Understanding Oversmoothing in Diffusion-Based GNNs From the Perspective of Operator Semigroup Theory
Weichen Zhao, Chenguang Wang, Xinyan Wang, Congying Han, Tiande Guo, Tianshu Yu
TL;DR
This work provides a unified, mathematically grounded framework to analyze oversmoothing in diffusion-based GNNs using operator semigroup theory. It shows that oversmoothing arises from the ergodicity of the diffusion generator and that the fixed-point behavior is determined by an invariant measure, with the convergence rate tied to the spectral gap. By introducing an ergodicity-breaking term, the approach generalizes existing diffusion remedies and offers a principled design principle to mitigate oversmoothing, complemented by a probabilistic interpretation via Markov processes and a killing process. Empirical results on node classification across diverse datasets demonstrate reduced oversmoothing (higher Dirichlet energy) and improved performance, validating the theoretical claims and highlighting the method's practical impact.
Abstract
This paper presents an analytical study of the oversmoothing issue in diffusion-based Graph Neural Networks (GNNs). Generalizing beyond extant approaches grounded in random walk analysis or particle systems, we approach this problem through operator semigroup theory. This theoretical framework allows us to rigorously prove that oversmoothing is intrinsically linked to the ergodicity of the diffusion operator. Relying on semigroup method, we can quantitatively analyze the dynamic of graph diffusion and give a specific mathematical form of the smoothing feature by ergodicity and invariant measure of operator, which improves previous works only show existence of oversmoothing.

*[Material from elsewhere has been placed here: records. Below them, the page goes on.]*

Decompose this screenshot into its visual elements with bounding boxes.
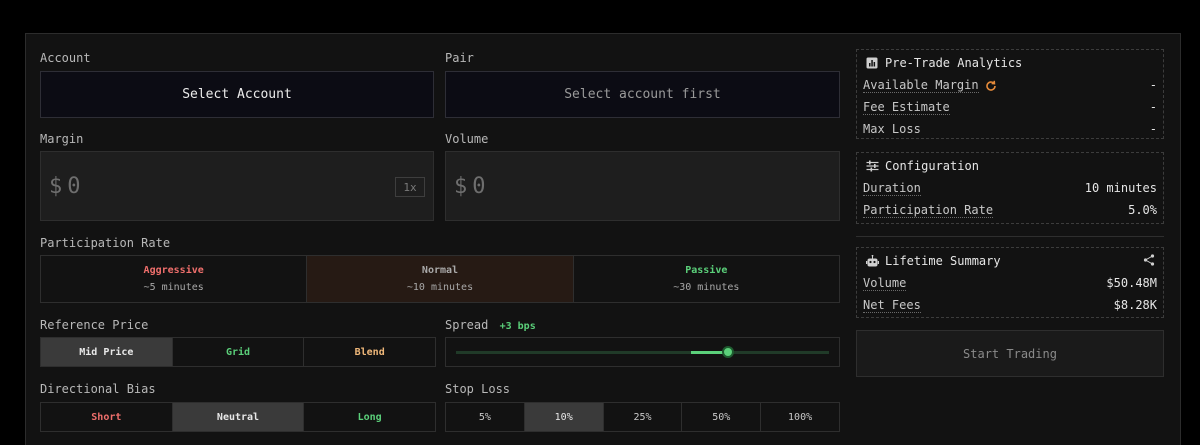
option-duration: ~30 minutes: [673, 282, 740, 293]
spread-slider-thumb[interactable]: [722, 346, 735, 358]
max-loss-value: -: [1149, 122, 1157, 136]
lifetime-volume-label: Volume: [863, 276, 907, 291]
participation-rate-summary-label: Participation Rate: [863, 203, 994, 218]
divider: [856, 236, 1164, 237]
reference-option-grid[interactable]: Grid: [173, 338, 305, 366]
reference-option-blend[interactable]: Blend: [304, 338, 435, 366]
margin-value: 0: [67, 173, 81, 199]
chart-icon: [865, 56, 879, 70]
configuration-card: Configuration Duration 10 minutes Partic…: [856, 152, 1164, 224]
fee-estimate-label: Fee Estimate: [863, 100, 950, 115]
volume-value: 0: [472, 173, 486, 199]
spread-slider[interactable]: [445, 337, 840, 367]
option-label: Neutral: [216, 411, 260, 423]
spread-label: Spread +3 bps: [445, 318, 536, 332]
duration-value: 10 minutes: [1084, 181, 1157, 195]
stop-loss-selector: 5% 10% 25% 50% 100%: [445, 402, 840, 432]
participation-option-passive[interactable]: Passive ~30 minutes: [574, 256, 839, 302]
option-label: 50%: [712, 411, 731, 423]
available-margin-value: -: [1149, 78, 1157, 92]
lifetime-title-text: Lifetime Summary: [885, 254, 1001, 268]
option-label: 100%: [788, 411, 813, 423]
account-select[interactable]: Select Account: [40, 71, 434, 118]
option-label: 10%: [554, 411, 573, 423]
pair-select[interactable]: Select account first: [445, 71, 840, 118]
max-loss-label: Max Loss: [863, 122, 921, 136]
volume-label: Volume: [445, 132, 489, 146]
reference-price-selector: Mid Price Grid Blend: [40, 337, 436, 367]
lifetime-volume-value: $50.48M: [1106, 276, 1157, 290]
participation-option-normal[interactable]: Normal ~10 minutes: [307, 256, 574, 302]
option-label: Grid: [225, 346, 251, 358]
spread-value: +3 bps: [499, 321, 536, 332]
margin-input[interactable]: $ 0 1x: [40, 151, 434, 221]
stop-loss-option[interactable]: 100%: [761, 403, 839, 431]
margin-currency: $: [49, 173, 63, 199]
participation-rate-row: Participation Rate 5.0%: [863, 203, 1157, 218]
stop-loss-option[interactable]: 10%: [524, 403, 604, 431]
participation-rate-selector: Aggressive ~5 minutes Normal ~10 minutes…: [40, 255, 840, 303]
option-label: Long: [357, 411, 382, 423]
analytics-title-text: Pre-Trade Analytics: [885, 56, 1023, 70]
option-duration: ~5 minutes: [143, 282, 204, 293]
option-label: Blend: [354, 346, 385, 358]
stop-loss-option[interactable]: 50%: [682, 403, 762, 431]
margin-label: Margin: [40, 132, 84, 146]
pair-select-value: Select account first: [564, 87, 721, 102]
participation-rate-summary-value: 5.0%: [1128, 203, 1157, 217]
participation-rate-label: Participation Rate: [40, 236, 171, 250]
start-trading-label: Start Trading: [963, 346, 1057, 361]
spread-slider-track: [456, 346, 829, 358]
option-label: 25%: [633, 411, 652, 423]
analytics-title: Pre-Trade Analytics: [865, 56, 1022, 70]
lifetime-volume-row: Volume $50.48M: [863, 276, 1157, 291]
share-icon[interactable]: [1143, 254, 1155, 266]
refresh-icon[interactable]: [985, 80, 997, 92]
start-trading-button[interactable]: Start Trading: [856, 330, 1164, 377]
pair-label: Pair: [445, 51, 474, 65]
lifetime-summary-card: Lifetime Summary Volume $50.48M Net Fees…: [856, 247, 1164, 318]
stop-loss-option[interactable]: 25%: [604, 403, 683, 431]
account-label: Account: [40, 51, 91, 65]
reference-price-label: Reference Price: [40, 318, 149, 332]
robot-icon: [865, 254, 879, 268]
option-label: Mid Price: [79, 346, 134, 358]
reference-option-mid-price[interactable]: Mid Price: [41, 338, 173, 366]
directional-bias-selector: Short Neutral Long: [40, 402, 436, 432]
bias-option-neutral[interactable]: Neutral: [172, 403, 305, 431]
fee-estimate-row: Fee Estimate -: [863, 100, 1157, 115]
duration-row: Duration 10 minutes: [863, 181, 1157, 196]
duration-label: Duration: [863, 181, 921, 196]
available-margin-row: Available Margin -: [863, 78, 1157, 93]
configuration-title: Configuration: [865, 159, 979, 173]
sliders-icon: [865, 159, 879, 173]
option-label: Short: [91, 411, 122, 423]
option-name: Aggressive: [143, 265, 204, 276]
configuration-title-text: Configuration: [885, 159, 979, 173]
pre-trade-analytics-card: Pre-Trade Analytics Available Margin - F…: [856, 49, 1164, 139]
stop-loss-label: Stop Loss: [445, 382, 511, 396]
net-fees-row: Net Fees $8.28K: [863, 298, 1157, 313]
leverage-button[interactable]: 1x: [395, 177, 425, 197]
available-margin-label: Available Margin: [863, 78, 979, 93]
option-duration: ~10 minutes: [406, 282, 474, 293]
max-loss-row: Max Loss -: [863, 122, 1157, 136]
volume-input[interactable]: $ 0: [445, 151, 840, 221]
account-select-value: Select Account: [182, 87, 292, 102]
net-fees-label: Net Fees: [863, 298, 921, 313]
directional-bias-label: Directional Bias: [40, 382, 156, 396]
spread-label-text: Spread: [445, 318, 489, 332]
lifetime-title: Lifetime Summary: [865, 254, 1001, 268]
stop-loss-option[interactable]: 5%: [446, 403, 525, 431]
option-name: Normal: [421, 265, 459, 276]
bias-option-short[interactable]: Short: [41, 403, 173, 431]
participation-option-aggressive[interactable]: Aggressive ~5 minutes: [41, 256, 308, 302]
bias-option-long[interactable]: Long: [304, 403, 435, 431]
fee-estimate-value: -: [1149, 100, 1157, 114]
volume-currency: $: [454, 173, 468, 199]
option-label: 5%: [478, 411, 491, 423]
net-fees-value: $8.28K: [1113, 298, 1157, 312]
option-name: Passive: [685, 265, 728, 276]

This finding further poses a general and mild ergodicity-breaking condition, encompassing the various specific solutions previously offered, thereby presenting a more universal and theoretically grounded approach to relieve oversmoothing in diffusion-based GNNs. Additionally, we offer a probabilistic interpretation of our theory, forging a link with prior works and broadening the theoretical horizon. Our experimental results reveal that this ergodicity-breaking term effectively mitigates oversmoothing measured by Dirichlet energy, and simultaneously enhances performance in node classification tasks.